While the survey reveals an overall more positive sentiment, Malaysian consumers remain prudent about their spending habits. About eight in 10 respondents have said that they have changed their spending habits to improve household savings in the past 12 months (84%, -2% from Q4 2016) and about half of the respondents also said they have spent less on new clothes (57%, -1%), out-of-home entertainment (56%, +1%) and switched to cheaper grocery brands (47%, -4%) in the past year in an effort to cut back on household expenses. 

However, should economic conditions improve, at least one-third of Malaysian consumers are expected to continue to save on gas and electricity (33%) and reduce on out-of-home entertainment (33%) while about one-quarter of the respondents said that they will spend less on new clothes (28%) and switch to cheaper grocery brands (28%).

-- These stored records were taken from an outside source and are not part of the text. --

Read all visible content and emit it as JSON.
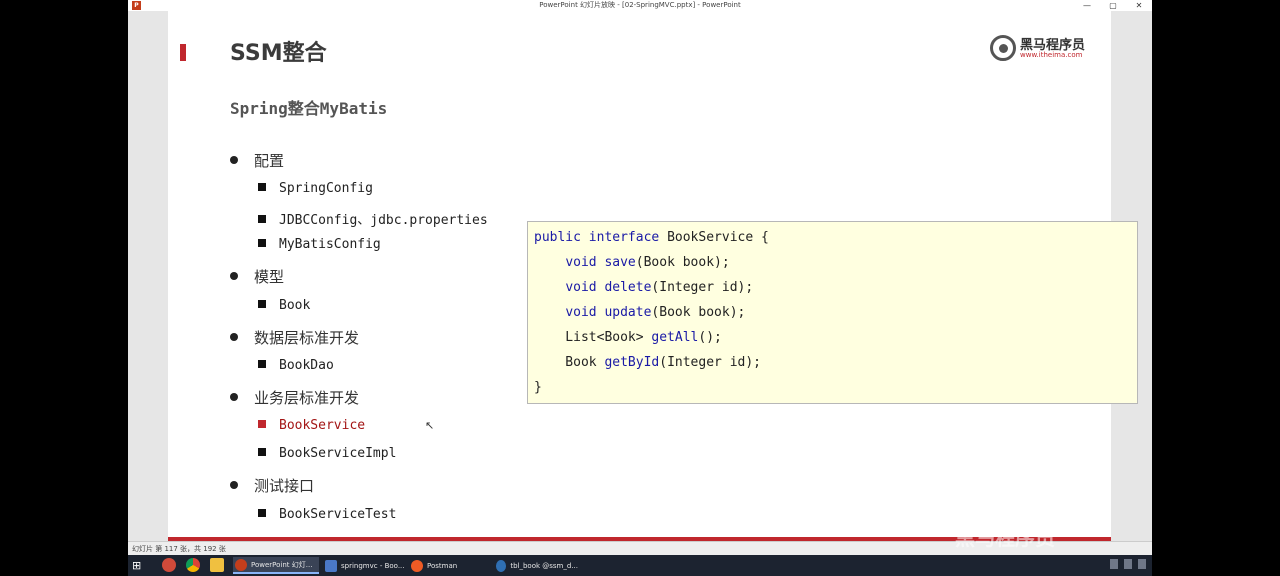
{
  "window": {
    "title": "PowerPoint 幻灯片放映 - [02-SpringMVC.pptx] - PowerPoint",
    "app_icon": "P",
    "controls": [
      "—",
      "▢",
      "✕"
    ]
  },
  "slide": {
    "title": "SSM整合",
    "subtitle": "Spring整合MyBatis",
    "logo": {
      "name": "黑马程序员",
      "url": "www.itheima.com"
    },
    "sections": [
      {
        "label": "配置",
        "items": [
          "SpringConfig",
          "JDBCConfig、jdbc.properties",
          "MyBatisConfig"
        ]
      },
      {
        "label": "模型",
        "items": [
          "Book"
        ]
      },
      {
        "label": "数据层标准开发",
        "items": [
          "BookDao"
        ]
      },
      {
        "label": "业务层标准开发",
        "items": [
          "BookService",
          "BookServiceImpl"
        ]
      },
      {
        "label": "测试接口",
        "items": [
          "BookServiceTest"
        ]
      }
    ],
    "active_item": "BookService",
    "code": {
      "l1": [
        "public",
        " ",
        "interface",
        " BookService {"
      ],
      "l2": [
        "    ",
        "void",
        " ",
        "save",
        "(Book book);"
      ],
      "l3": [
        "    ",
        "void",
        " ",
        "delete",
        "(Integer id);"
      ],
      "l4": [
        "    ",
        "void",
        " ",
        "update",
        "(Book book);"
      ],
      "l5": [
        "    List<Book> ",
        "getAll",
        "();"
      ],
      "l6": [
        "    Book ",
        "getById",
        "(Integer id);"
      ],
      "l7": "}"
    }
  },
  "statusbar": {
    "text": "幻灯片 第 117 张，共 192 张"
  },
  "taskbar": {
    "apps": [
      {
        "label": "PowerPoint 幻灯...",
        "color": "#c43e1c"
      },
      {
        "label": "springmvc - Boo...",
        "color": "#4a78c8"
      },
      {
        "label": "Postman",
        "color": "#ef5b25"
      },
      {
        "label": "tbl_book @ssm_d...",
        "color": "#2f6fb3"
      }
    ]
  },
  "watermark": "黑马程序员"
}
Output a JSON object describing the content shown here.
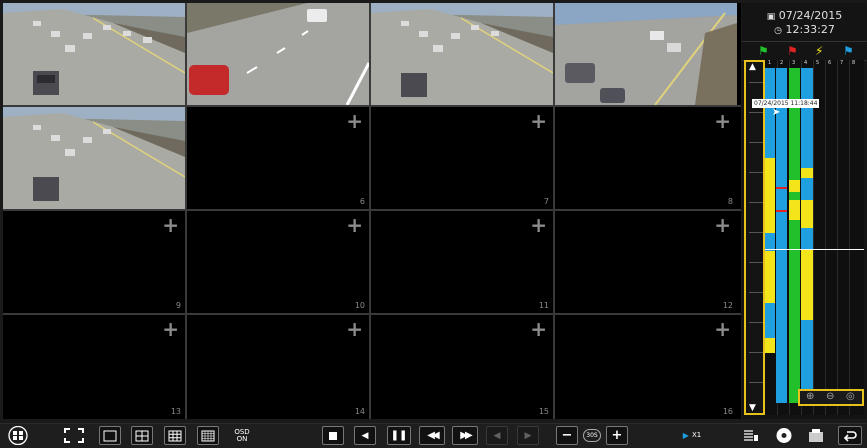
{
  "panel": {
    "date": "07/24/2015",
    "time": "12:33:27",
    "timestamp_tooltip": "07/24/2015 11:18:44",
    "channel_numbers": [
      "1",
      "2",
      "3",
      "4",
      "5",
      "6",
      "7",
      "8"
    ]
  },
  "grid": {
    "cell_numbers": [
      "6",
      "7",
      "8",
      "9",
      "10",
      "11",
      "12",
      "13",
      "14",
      "15",
      "16"
    ]
  },
  "toolbar": {
    "osd_line1": "OSD",
    "osd_line2": "ON",
    "step_label": "30S",
    "speed_label": "X1"
  },
  "colors": {
    "accent": "#e8c21a",
    "track_blue": "#1f9ee0",
    "track_green": "#22c02a",
    "track_yellow": "#f3e51a"
  },
  "icons": {
    "layout": "layout-menu-icon",
    "fullscreen": "fullscreen-icon",
    "stop": "stop-icon",
    "pause": "pause-icon"
  }
}
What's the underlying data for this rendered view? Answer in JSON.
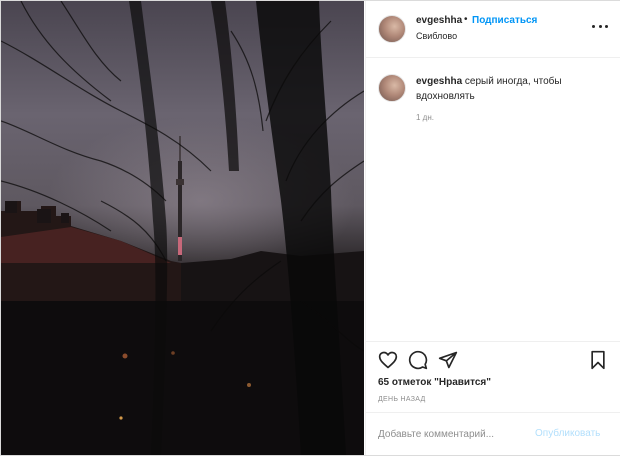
{
  "post": {
    "username": "evgeshha",
    "follow_label": "Подписаться",
    "separator": "•",
    "location": "Свиблово",
    "caption_text": "серый иногда, чтобы вдохновлять",
    "caption_time": "1 дн.",
    "likes_text": "65 отметок \"Нравится\"",
    "date_text": "ДЕНЬ НАЗАД",
    "comment_placeholder": "Добавьте комментарий...",
    "publish_label": "Опубликовать"
  },
  "icons": [
    "more-options-icon",
    "heart-icon",
    "comment-icon",
    "share-icon",
    "bookmark-icon"
  ],
  "colors": {
    "accent": "#0095f6",
    "text": "#262626",
    "muted": "#8e8e8e",
    "publish_disabled": "#b2dffc"
  }
}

The Fast Moving Consumer Goods (FMCG) sector registered a drop of 2.2% for year-to-date (YTD) June 2017 but we saw a recovery in Q2 2017 where the market was flat at just a 0.2% decline as compared to the same quarter in the prior year.

Four in six of the FMCG super categories recorded a positive growth in Q2 2017 with Health & Wellness (10.4%) registering double-digit growth followed by Snack & Confectionery (5.5%), Personal Care (3.9%) and Household (0.9%). On the contrary, both the Beverage (-5.3%) and Grocery (-1.2%) super categories slipped slightly as compared to the same period prior year.

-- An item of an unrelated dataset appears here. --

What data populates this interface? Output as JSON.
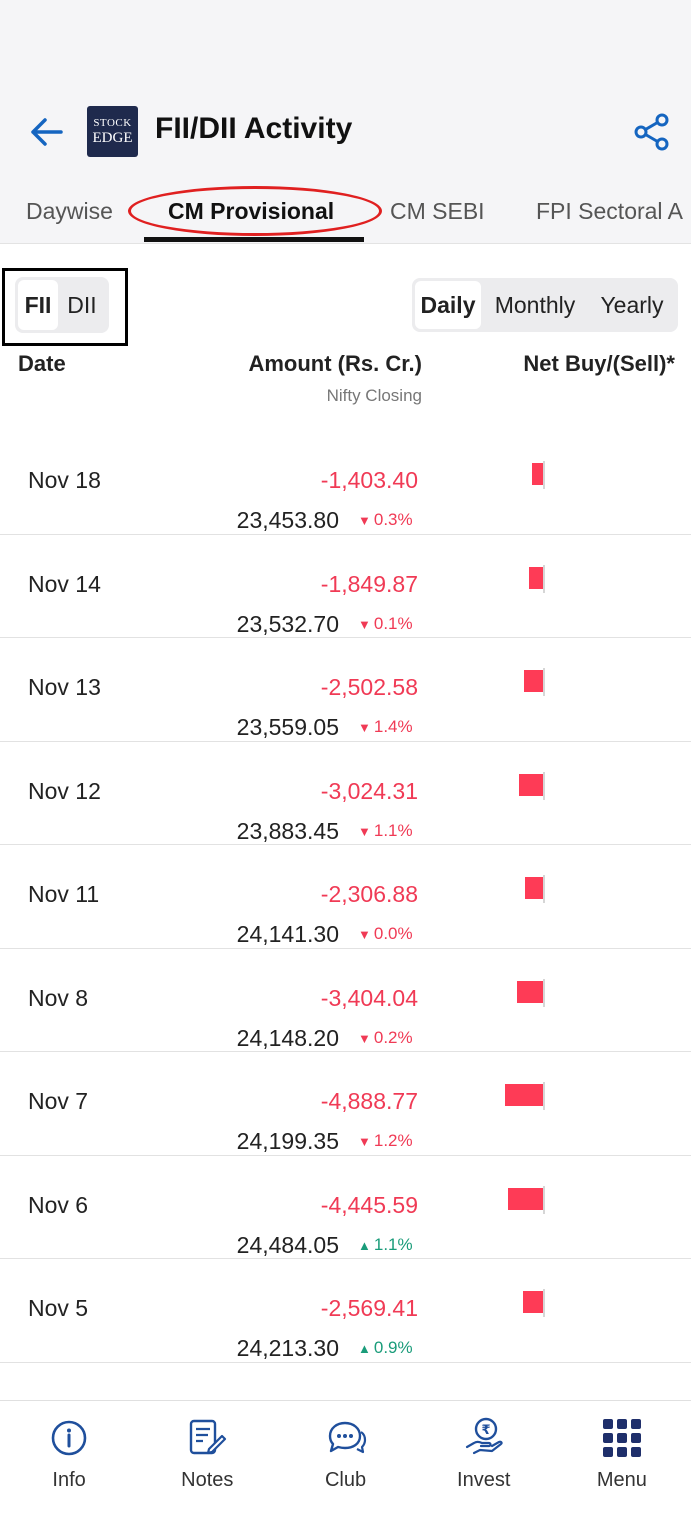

“The improvement in sentiment has yet to filter through to the FMCG sector sales. The year to date indicates a sharp downturn – although the decline has slowed somewhat during the second quarter. Nevertheless, there’s hope the current positive economic environment will encourage increased consumer spending in the second half of the year,” observes Hall.

For more detail and insight, download Nielsen’s Q2 2017 Global Consumer Confidence Report.

For a historical look at global consumer confidence by region, country and time period, explore the Nielsen Global Consumer Confidence Trend Tracker.


The Nielsen Global Survey of Consumer Confidence and Spending Intentions was conducted 9 – 27 May 2017. The findings in this survey are based on an online methodology in 63 countries. In Malaysia, the sample size is 515. While an online survey methodology allows for tremendous scale and global reach, it provides a perspective only on the habits of existing internet users, not total populations. In developing markets where online penetration is still growing, audiences may be younger and more affluent than the general population of that country. Three sub-Saharan African countries (Ghana, Kenya and Nigeria) utilize a mobile survey methodology and are not included in the global or Middle East/Africa averages discussed throughout this report. In addition, survey responses are based on claimed behavior, rather than actual metered data. Cultural differences in reporting sentiment are likely factors in the measurement of economic outlook across countries. The reported results do not attempt to control or correct for these differences; therefore, caution should be exercised when comparing across countries and regions, particularly across regional boundaries.